The Testament and Other Poems by François Villon, Parallel Text, Translated by Anthony Mortimer
The most celebrated of French medieval poets, François Villon makes poetry out of the basest material: the raw urban life of Paris with its petty officials, students, clergy, tradesmen, pimps, whores and thieves. Despite successful studies, the young Villon immersed himself in this world, embarking on a career of petty crime that brought him repeated imprisonment. Condemned to death, but then reprieved and banished from Paris, he disappears from history in 1463, leaving behind a legend of poète maudit that has never lost its fascination.

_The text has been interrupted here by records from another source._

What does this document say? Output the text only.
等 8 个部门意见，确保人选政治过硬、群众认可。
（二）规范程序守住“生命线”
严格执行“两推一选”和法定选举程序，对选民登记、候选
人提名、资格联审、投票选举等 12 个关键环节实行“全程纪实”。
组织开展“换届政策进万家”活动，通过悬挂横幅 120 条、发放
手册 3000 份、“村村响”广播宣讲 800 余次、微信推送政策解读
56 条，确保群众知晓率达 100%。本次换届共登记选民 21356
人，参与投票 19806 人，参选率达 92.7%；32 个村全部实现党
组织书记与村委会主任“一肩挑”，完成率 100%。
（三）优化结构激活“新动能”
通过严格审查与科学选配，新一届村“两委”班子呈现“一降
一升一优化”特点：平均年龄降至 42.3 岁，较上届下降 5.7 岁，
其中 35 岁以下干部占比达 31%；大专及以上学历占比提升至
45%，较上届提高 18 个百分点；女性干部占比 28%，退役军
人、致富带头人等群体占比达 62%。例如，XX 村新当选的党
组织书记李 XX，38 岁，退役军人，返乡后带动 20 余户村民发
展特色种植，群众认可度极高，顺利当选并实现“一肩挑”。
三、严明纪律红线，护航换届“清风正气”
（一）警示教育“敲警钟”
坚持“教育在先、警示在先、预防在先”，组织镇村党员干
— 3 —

Violent, indignant, ribald and often brutally physical, Villon's verse has a formidable satiric thrust, and yet it also encompasses passages of poignant nostalgia and haunting lyric expression, culminating in his digressive autobiographical masterpiece, The Testament, which counts among the most popular texts of French poetry.
The Testament and Other Poems by François Villon - about the translator:
Anthony Mortimer has published acclaimed verse translations of Petrarch and Michelangelo (Penguin), Dante s Vita Nuova and the Poems of Cavalcanti (Alma Classics). His new version of Villon is a virtuoso performance, conveying the power and panache of the original by combining a lively contemporary idiom with the strict requirements of traditional verse forms.